Retirement is undoubtedly a major turning point in our lives. Besides reminding you about getting older, it does put certain financial restrictions on you. Reduced monthly income is one of the major problems faced by many retired individuals. In such cases, it can become difficult to manage monthly expenses and property maintenance issues.
So how can equity release schemes help?
Equity release schemes are specially designed for senior citizens particularly those aged 55 and over. By considering whether equity release schemes can be of assistance, retired individuals can get access to a lump sum or regular monthly income or even a combination of both from their property.
Moreover, an equity release scheme also allows you to continue residing in your home with no further monthly payments required. This is an important difference from any residential mortgage, as you cannot default on the monthly payments and thus risk having your house repossessed. It therefore alleviates any concerns of affecting your credit history and finding the cash to pay the mortgage which was probably the biggest financial and possibly stressful commitment during your working life!
Popular Forms of Equity
The most popular type of equity release schemes are lifetime mortgages. Here ownership of your property remains solely in your name at the land registry, with no transfer of ownership. This provides you with the peace of mind of knowing that any alterations and improvements can be completed with minimal fuss and confidence.
To suit individual needs, different equity release schemes are available. These include home reversion, lifetime mortgages and pensioner interest only mortgages. Prior to opting for equity release, ensure that you do thorough research on the terms and conditions of the different loans open to you.
Home reversion is a type of equity form most popular before the housing bubble burst. It allowed home owners to sell a part of their property to an investor. In return the investor would allow the owner to remain in their home until death or until the owner decided to move and sell the rest of the home. A lifetime tenancy agreement was signed by the owner to ensure they had rights to remain in the home.
The investment part takes time in this option. The buyer will wait for the home owner to move out and sell the home, but in turn the buyer only buys the house for lower than current market value.
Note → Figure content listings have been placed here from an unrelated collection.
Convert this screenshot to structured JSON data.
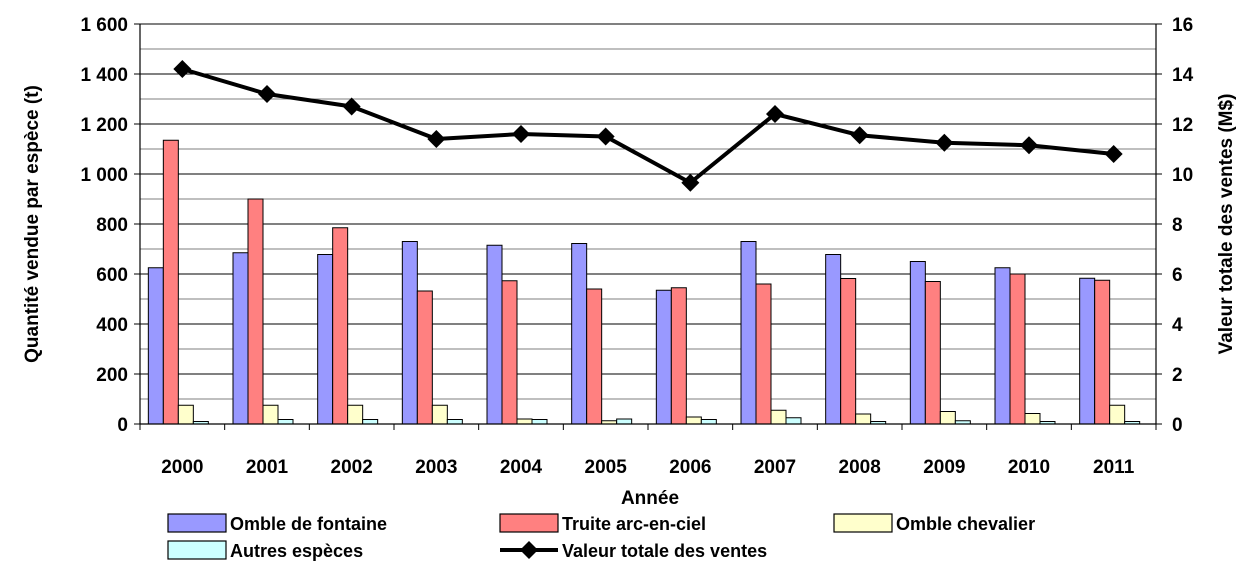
{
  "chart_data": {
    "type": "bar",
    "categories": [
      "2000",
      "2001",
      "2002",
      "2003",
      "2004",
      "2005",
      "2006",
      "2007",
      "2008",
      "2009",
      "2010",
      "2011"
    ],
    "series": [
      {
        "name": "Omble de fontaine",
        "type": "bar",
        "axis": "left",
        "color": "#9999ff",
        "values": [
          625,
          685,
          678,
          730,
          715,
          722,
          535,
          730,
          678,
          650,
          625,
          583
        ]
      },
      {
        "name": "Truite arc-en-ciel",
        "type": "bar",
        "axis": "left",
        "color": "#ff8080",
        "values": [
          1135,
          900,
          785,
          532,
          573,
          540,
          545,
          560,
          582,
          570,
          600,
          575
        ]
      },
      {
        "name": "Omble chevalier",
        "type": "bar",
        "axis": "left",
        "color": "#ffffcc",
        "values": [
          75,
          75,
          75,
          75,
          20,
          13,
          28,
          55,
          40,
          50,
          42,
          75
        ]
      },
      {
        "name": "Autres espèces",
        "type": "bar",
        "axis": "left",
        "color": "#ccffff",
        "values": [
          10,
          18,
          18,
          18,
          18,
          20,
          18,
          25,
          10,
          13,
          10,
          10
        ]
      },
      {
        "name": "Valeur totale des ventes",
        "type": "line",
        "axis": "right",
        "color": "#000000",
        "marker": "diamond",
        "values": [
          14.2,
          13.2,
          12.7,
          11.4,
          11.6,
          11.5,
          9.65,
          12.4,
          11.55,
          11.25,
          11.15,
          10.8
        ]
      }
    ],
    "xlabel": "Année",
    "ylabel": "Quantité vendue par espèce (t)",
    "y2label": "Valeur totale des ventes (M$)",
    "ylim": [
      0,
      1600
    ],
    "y2lim": [
      0,
      16
    ],
    "yticks": [
      0,
      200,
      400,
      600,
      800,
      1000,
      1200,
      1400,
      1600
    ],
    "ytick_labels": [
      "0",
      "200",
      "400",
      "600",
      "800",
      "1 000",
      "1 200",
      "1 400",
      "1 600"
    ],
    "y2ticks": [
      0,
      2,
      4,
      6,
      8,
      10,
      12,
      14,
      16
    ],
    "ytick_labels_right": [
      "0",
      "2",
      "4",
      "6",
      "8",
      "10",
      "12",
      "14",
      "16"
    ],
    "grid": true,
    "legend_position": "bottom"
  }
}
Also at the time of actual full ownership the investment company is able to sell the home at true market value recouping any money they provided the homeowner during the rest of their lifetime. It is why homeowners need to be 65 years of age for this release of equity, which is still possible to find albeit a little difficult.
Lifetime mortgages are easier to find and most popular in current years:
• A roll up mortgage allows the interest to accrue onto the loan until it is repaid in full. At death or move to a new location, the owner is responsible to pay the principle amount borrowed plus the rolled up interest. This is done through sale.
• Drawdown is different since borrowers take out a small sum at first and have access to more cash on an as needed basis. Interest still rolls up, but only on the actual funds withdrawn from the equity release account.
• Interest-only pensioner mortgages ensure the principle amount of the loan never changes. It is the only loan requiring a monthly payment. The interest based on APR is calculated for the monthly payments and paid until the loan is repaid in full.
Using Your Tax Free Cash
Equity release schemes can therefore be a great option for retired homeowners to release tax free cash from their property. Equity release plans are basically classed as a release of capital from your property; hence there is no tax to pay on the initial release from the provider. Consequently, your money can go further and can be used for paying off the mortgage, buying a new car, going on holiday, debt consolidation or for any other purpose. Equity release companies do not place any restrictions of how the funds are utilised.
Gaining Proper Details from Experts
Taking independent professional advice would be a wise decision. Based on your preferences and needs, professionals can advise you about the best equity release option and save many £1000’s over the long term; ultimately benefitting your children and beneficiaries. Based on the amount borrowed it is possible to leave an inheritance.